In simple terms, by stage, what modalities are most often used?
For earlier-stage disease, it is usually a single-modality approach, either radiotherapy or surgery. I suspect only about one-quarter of patients are undergoing surgery upfront these days. For patients with stage III and IV disease, we usually do surgery followed by radiotherapy or chemoradiation. Chemoradiation is the approach for organ preservation. Our preference is to combine chemotherapy and radiation in a concurrent approach, but if we think the patient will only marginally be able to tolerate the combination, we can give them sequentially.
Cetuximab (Erbitux) is approved in head and neck cancer. Which patients receive this drug?
For the most part, we give cetuximab to patients who we believe cannot tolerate cytotoxic chemotherapy, mostly the cisplatin. When chemotherapy is contraindicated, we use cetuximab. These approaches have not been compared head to head, but retrospective data suggest cetuximab may be inferior to chemotherapy. We have no prospective studies, however.

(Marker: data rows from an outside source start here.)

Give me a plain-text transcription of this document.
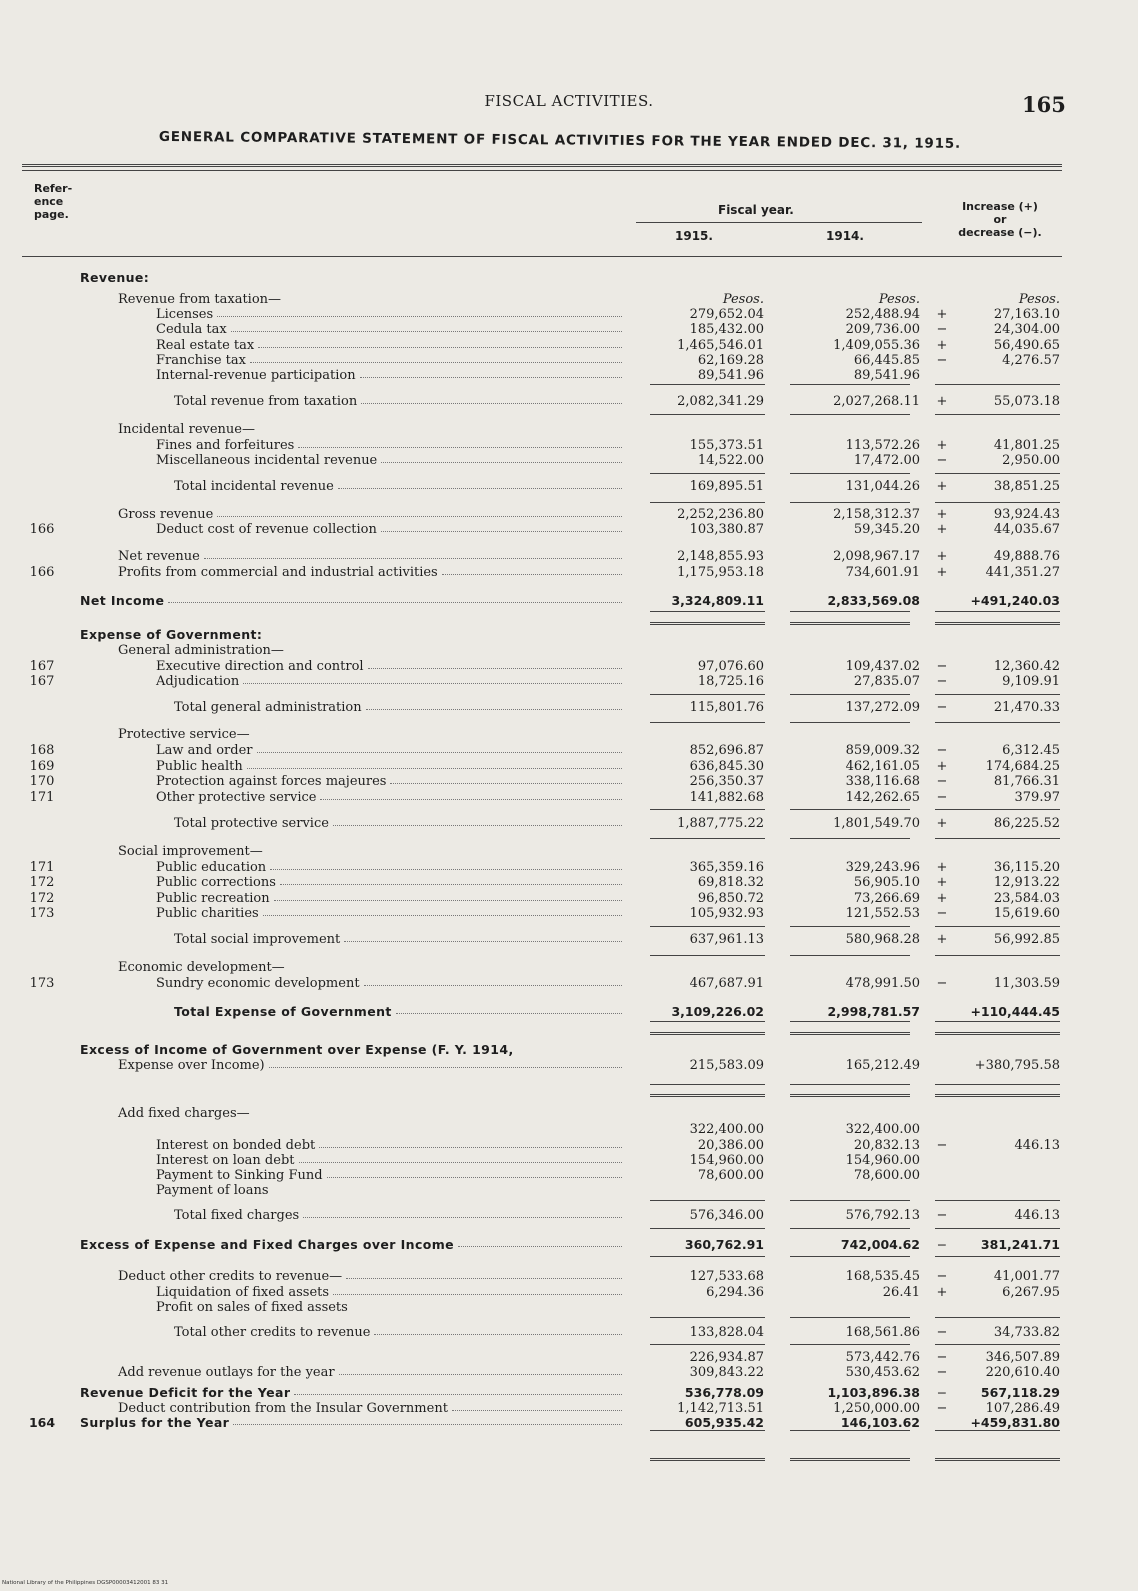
FISCAL ACTIVITIES.	165
GENERAL COMPARATIVE STATEMENT OF FISCAL ACTIVITIES FOR THE YEAR ENDED DEC. 31, 1915.
Refer-
ence
page.	Fiscal year.
1915.	1914.
Increase (+)
or
decrease (−).
Revenue:
Revenue from taxation—	Pesos.	Pesos.	Pesos.
Licenses	279,652.04	252,488.94 +	27,163.10
Cedula tax	185,432.00	209,736.00 −	24,304.00
Real estate tax	1,465,546.01	1,409,055.36 +	56,490.65
Franchise tax	62,169.28	66,445.85 −	4,276.57
Internal-revenue participation	89,541.96	89,541.96
Total revenue from taxation	2,082,341.29	2,027,268.11 +	55,073.18
Incidental revenue—
Fines and forfeitures	155,373.51	113,572.26 +	41,801.25
Miscellaneous incidental revenue	14,522.00	17,472.00 −	2,950.00
Total incidental revenue	169,895.51	131,044.26 +	38,851.25
Gross revenue	2,252,236.80	2,158,312.37 +	93,924.43
166	Deduct cost of revenue collection	103,380.87	59,345.20 +	44,035.67
Net revenue	2,148,855.93	2,098,967.17 +	49,888.76
166	Profits from commercial and industrial activities	1,175,953.18	734,601.91 +	441,351.27
Net Income	3,324,809.11	2,833,569.08	+491,240.03
Expense of Government:
General administration—
167	Executive direction and control	97,076.60	109,437.02 −	12,360.42
167	Adjudication	18,725.16	27,835.07 −	9,109.91
Total general administration	115,801.76	137,272.09 −	21,470.33
Protective service—
168	Law and order	852,696.87	859,009.32 −	6,312.45
169	Public health	636,845.30	462,161.05 +	174,684.25
170	Protection against forces majeures	256,350.37	338,116.68 −	81,766.31
171	Other protective service	141,882.68	142,262.65 −	379.97
Total protective service	1,887,775.22	1,801,549.70 +	86,225.52
Social improvement—
171	Public education	365,359.16	329,243.96 +	36,115.20
172	Public corrections	69,818.32	56,905.10 +	12,913.22
172	Public recreation	96,850.72	73,266.69 +	23,584.03
173	Public charities	105,932.93	121,552.53 −	15,619.60
Total social improvement	637,961.13	580,968.28 +	56,992.85
Economic development—
173	Sundry economic development	467,687.91	478,991.50 −	11,303.59
Total Expense of Government	3,109,226.02	2,998,781.57	+110,444.45
Excess of Income of Government over Expense (F. Y. 1914,
Expense over Income)	215,583.09	165,212.49	+380,795.58
Add fixed charges—
322,400.00	322,400.00
Interest on bonded debt	20,386.00	20,832.13 −	446.13
Interest on loan debt	154,960.00	154,960.00
Payment to Sinking Fund	78,600.00	78,600.00
Payment of loans
Total fixed charges	576,346.00	576,792.13 −	446.13
Excess of Expense and Fixed Charges over Income	360,762.91	742,004.62 −	381,241.71
Deduct other credits to revenue—	127,533.68	168,535.45 −	41,001.77
Liquidation of fixed assets	6,294.36	26.41 +	6,267.95
Profit on sales of fixed assets
Total other credits to revenue	133,828.04	168,561.86 −	34,733.82
226,934.87	573,442.76 −	346,507.89
Add revenue outlays for the year	309,843.22	530,453.62 −	220,610.40
Revenue Deficit for the Year	536,778.09	1,103,896.38 −	567,118.29
Deduct contribution from the Insular Government	1,142,713.51	1,250,000.00 −	107,286.49
164	Surplus for the Year	605,935.42	146,103.62	+459,831.80
National Library of the Philippines DGSP00003412001 83 31
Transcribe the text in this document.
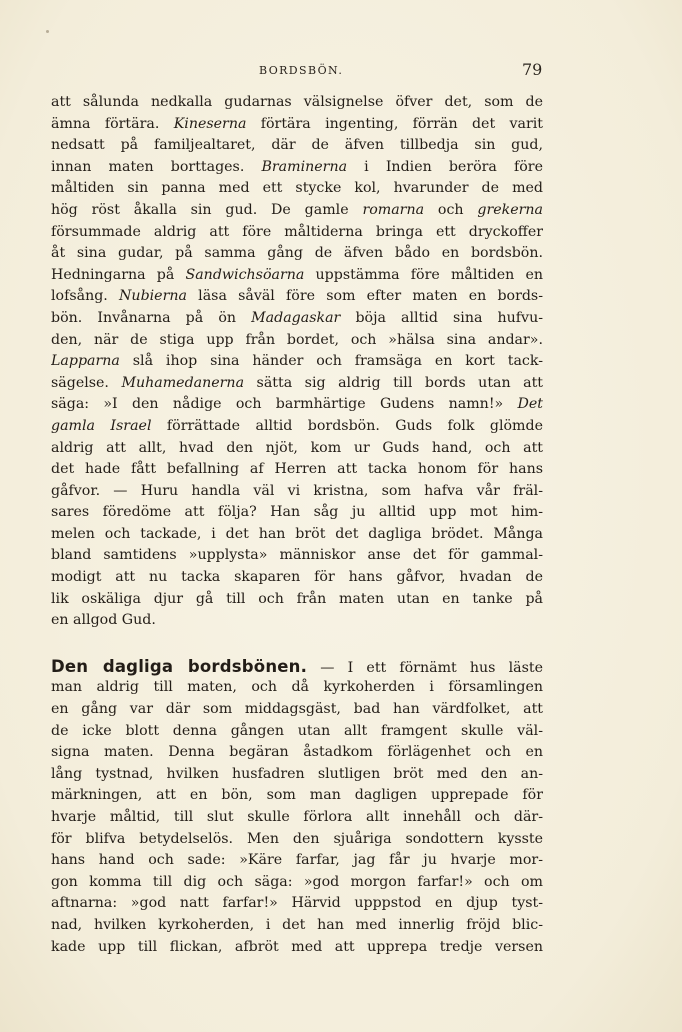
BORDSBÖN.	79
att sålunda nedkalla gudarnas välsignelse öfver det, som de
ämna förtära. Kineserna förtära ingenting, förrän det varit
nedsatt på familjealtaret, där de äfven tillbedja sin gud,
innan maten borttages. Braminerna i Indien beröra före
måltiden sin panna med ett stycke kol, hvarunder de med
hög röst åkalla sin gud. De gamle romarna och grekerna
försummade aldrig att före måltiderna bringa ett dryckoffer
åt sina gudar, på samma gång de äfven bådo en bordsbön.
Hedningarna på Sandwichsöarna uppstämma före måltiden en
lofsång. Nubierna läsa såväl före som efter maten en bords-
bön. Invånarna på ön Madagaskar böja alltid sina hufvu-
den, när de stiga upp från bordet, och »hälsa sina andar».
Lapparna slå ihop sina händer och framsäga en kort tack-
sägelse. Muhamedanerna sätta sig aldrig till bords utan att
säga: »I den nådige och barmhärtige Gudens namn!» Det
gamla Israel förrättade alltid bordsbön. Guds folk glömde
aldrig att allt, hvad den njöt, kom ur Guds hand, och att
det hade fått befallning af Herren att tacka honom för hans
gåfvor. — Huru handla väl vi kristna, som hafva vår fräl-
sares föredöme att följa? Han såg ju alltid upp mot him-
melen och tackade, i det han bröt det dagliga brödet. Många
bland samtidens »upplysta» människor anse det för gammal-
modigt att nu tacka skaparen för hans gåfvor, hvadan de
lik oskäliga djur gå till och från maten utan en tanke på
en allgod Gud.
Den dagliga bordsbönen. — I ett förnämt hus läste
man aldrig till maten, och då kyrkoherden i församlingen
en gång var där som middagsgäst, bad han värdfolket, att
de icke blott denna gången utan allt framgent skulle väl-
signa maten. Denna begäran åstadkom förlägenhet och en
lång tystnad, hvilken husfadren slutligen bröt med den an-
märkningen, att en bön, som man dagligen upprepade för
hvarje måltid, till slut skulle förlora allt innehåll och där-
för blifva betydelselös. Men den sjuåriga sondottern kysste
hans hand och sade: »Käre farfar, jag får ju hvarje mor-
gon komma till dig och säga: »god morgon farfar!» och om
aftnarna: »god natt farfar!» Härvid upppstod en djup tyst-
nad, hvilken kyrkoherden, i det han med innerlig fröjd blic-
kade upp till flickan, afbröt med att upprepa tredje versen
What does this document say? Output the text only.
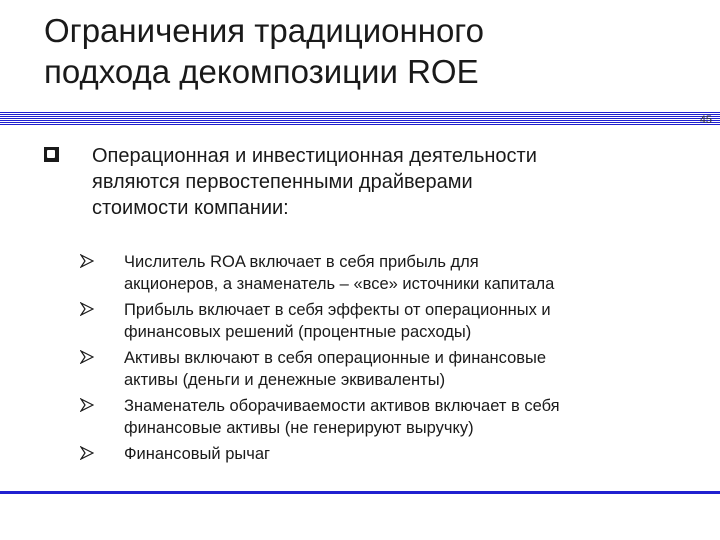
Ограничения традиционного
подхода декомпозиции ROE
45
Операционная и инвестиционная деятельности
являются первостепенными драйверами
стоимости компании:
Числитель ROA включает в себя прибыль для
акционеров, а знаменатель – «все» источники капитала
Прибыль включает в себя эффекты от операционных и
финансовых решений (процентные расходы)
Активы включают в себя операционные и финансовые
активы (деньги и денежные эквиваленты)
Знаменатель оборачиваемости активов включает в себя
финансовые активы (не генерируют выручку)
Финансовый рычаг
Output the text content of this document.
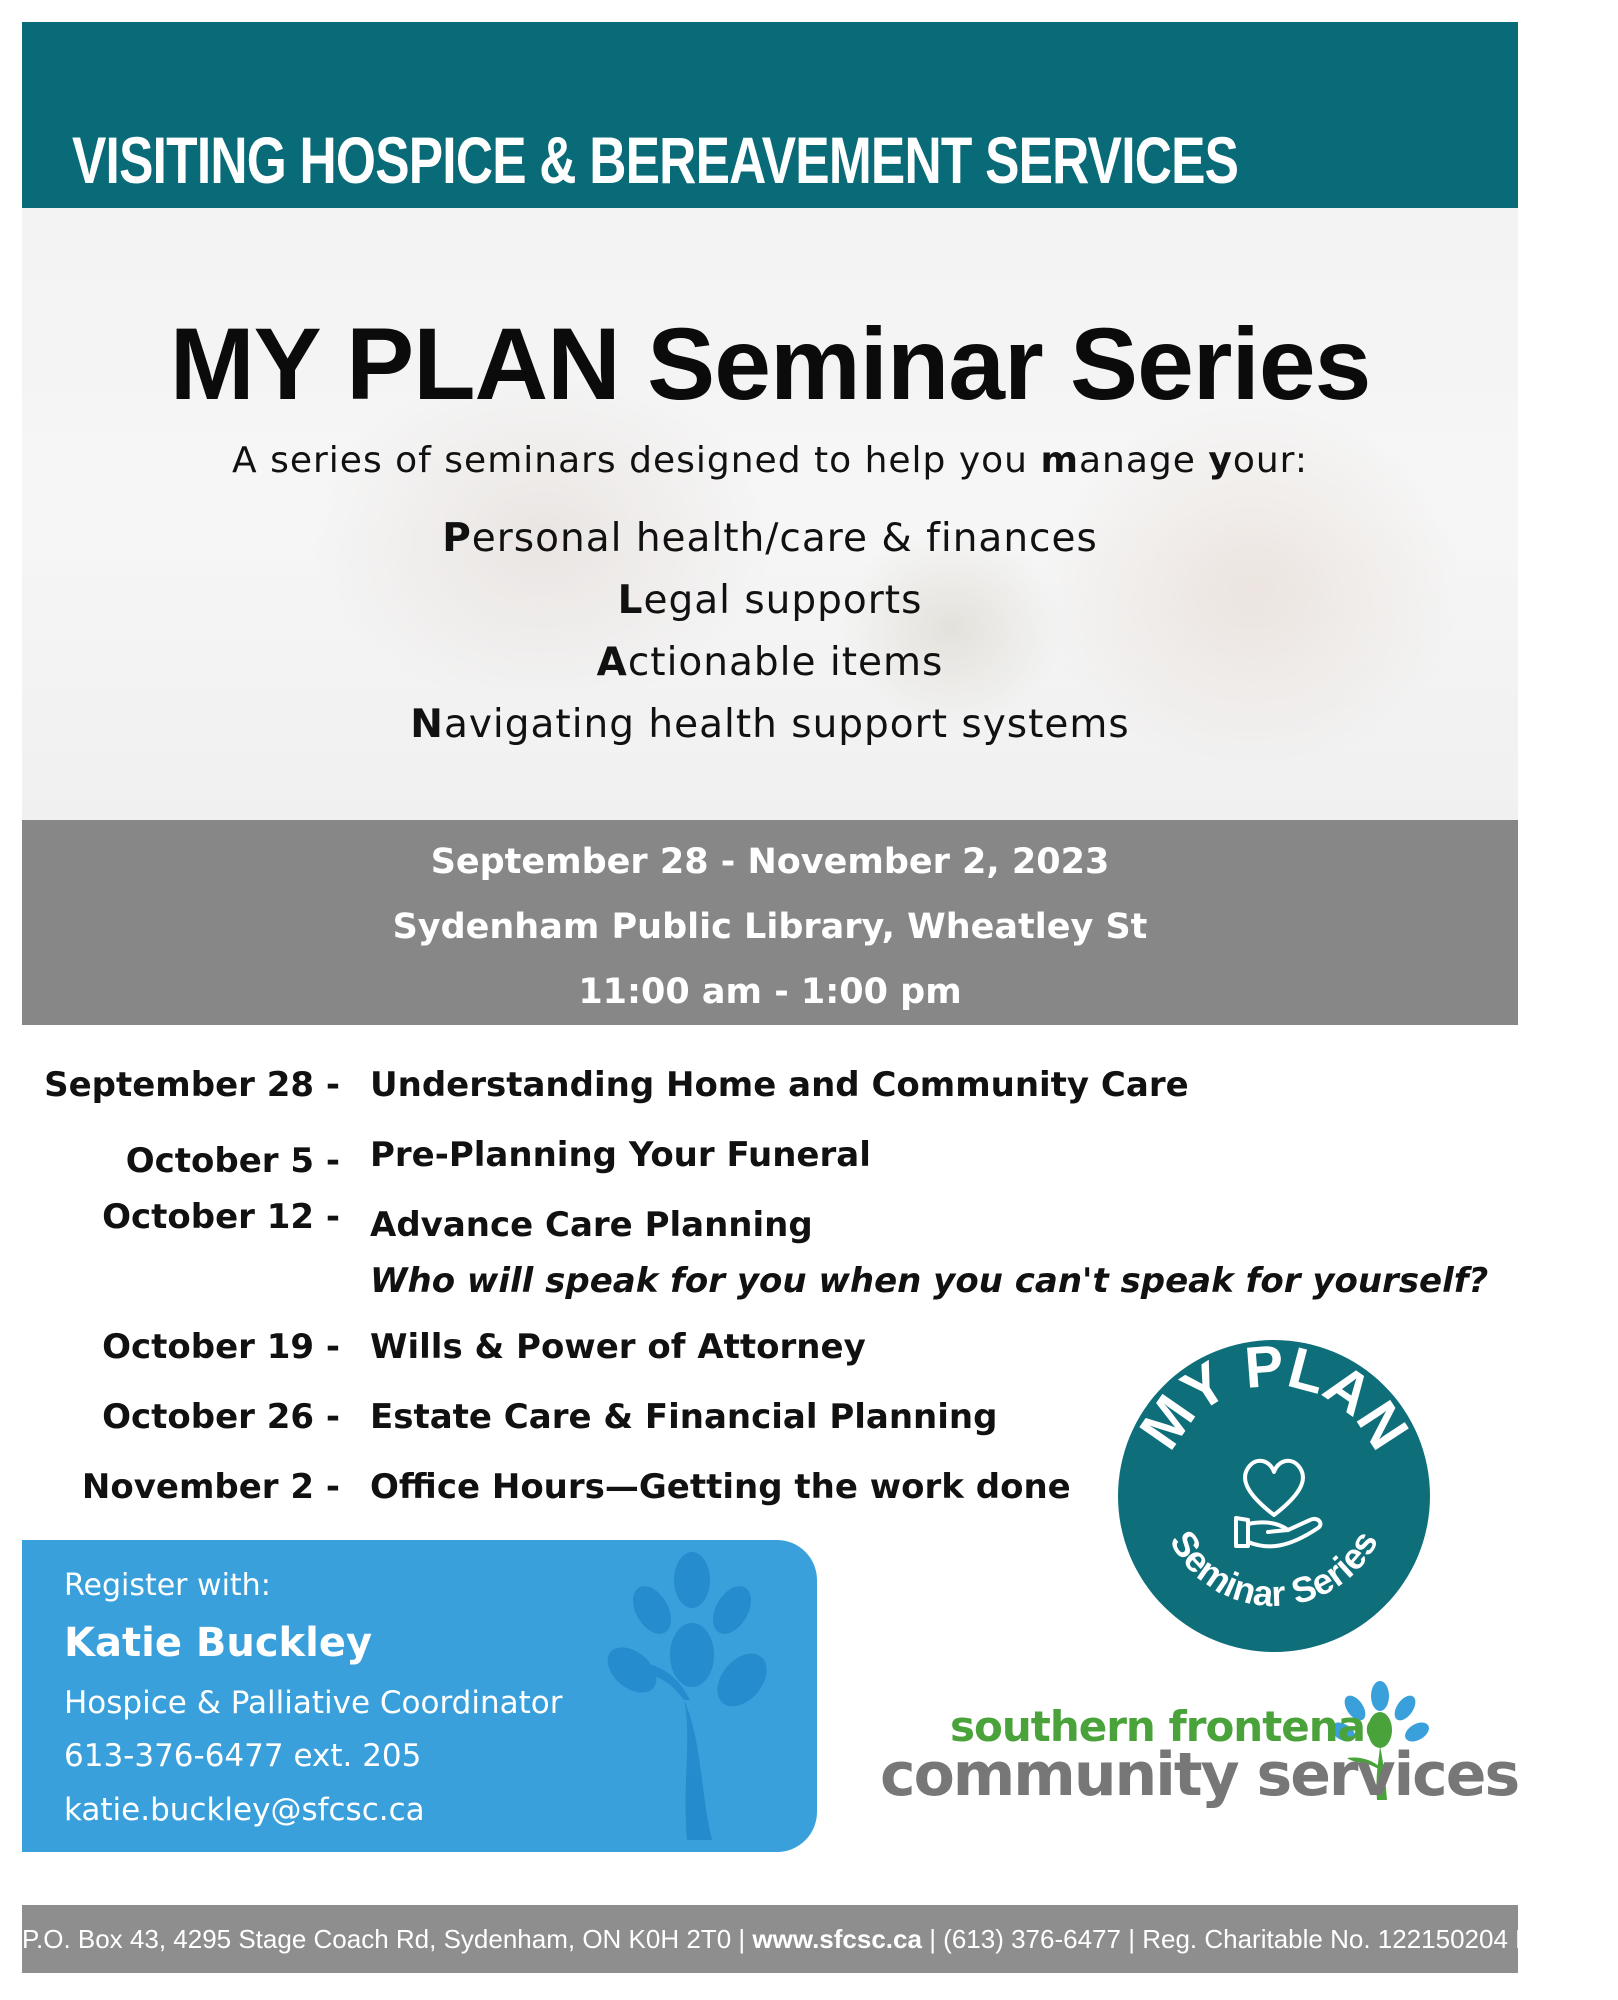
VISITING HOSPICE & BEREAVEMENT SERVICES
MY PLAN Seminar Series
A series of seminars designed to help you manage your:
Personal health/care & finances
Legal supports
Actionable items
Navigating health support systems
September 28 - November 2, 2023
Sydenham Public Library, Wheatley St
11:00 am - 1:00 pm
September 28 - Understanding Home and Community Care
October 5 - Pre-Planning Your Funeral
October 12 - Advance Care Planning
Who will speak for you when you can't speak for yourself?
October 19 - Wills & Power of Attorney
October 26 - Estate Care & Financial Planning
November 2 - Office Hours—Getting the work done
MY PLAN
Seminar Series
Register with:
Katie Buckley
Hospice & Palliative Coordinator
613-376-6477 ext. 205
katie.buckley@sfcsc.ca
southern frontenac
community services
P.O. Box 43, 4295 Stage Coach Rd, Sydenham, ON K0H 2T0 | www.sfcsc.ca | (613) 376-6477 | Reg. Charitable No. 122150204 RR 0001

How are immunotherapies looking in laryngeal cancer?
Pembrolizumab (Keytruda) is approved for recurrent or metastatic head and neck cancer. For locoregionally advanced disease, we are just beginning to study the antibodies against PD-1/PD-L1 (programmed cell death protein 1/ligand), and we won’t have these results for a few years.
What is the main message you are offering in your JOP paper?
Our main message is that many patients with laryngeal cancer are good candidates for organ preservation, so it should be discussed and considered. We believe patients should receive an opinion from a multidisciplinary tumor board at a high-volume center, whether or not they can be managed there. It is very important to involve not only the oncology subspecialists, but also the many other critical members of the treatment team. ■
Disclosure: Dr. Cohen reported no potential conflicts of interest.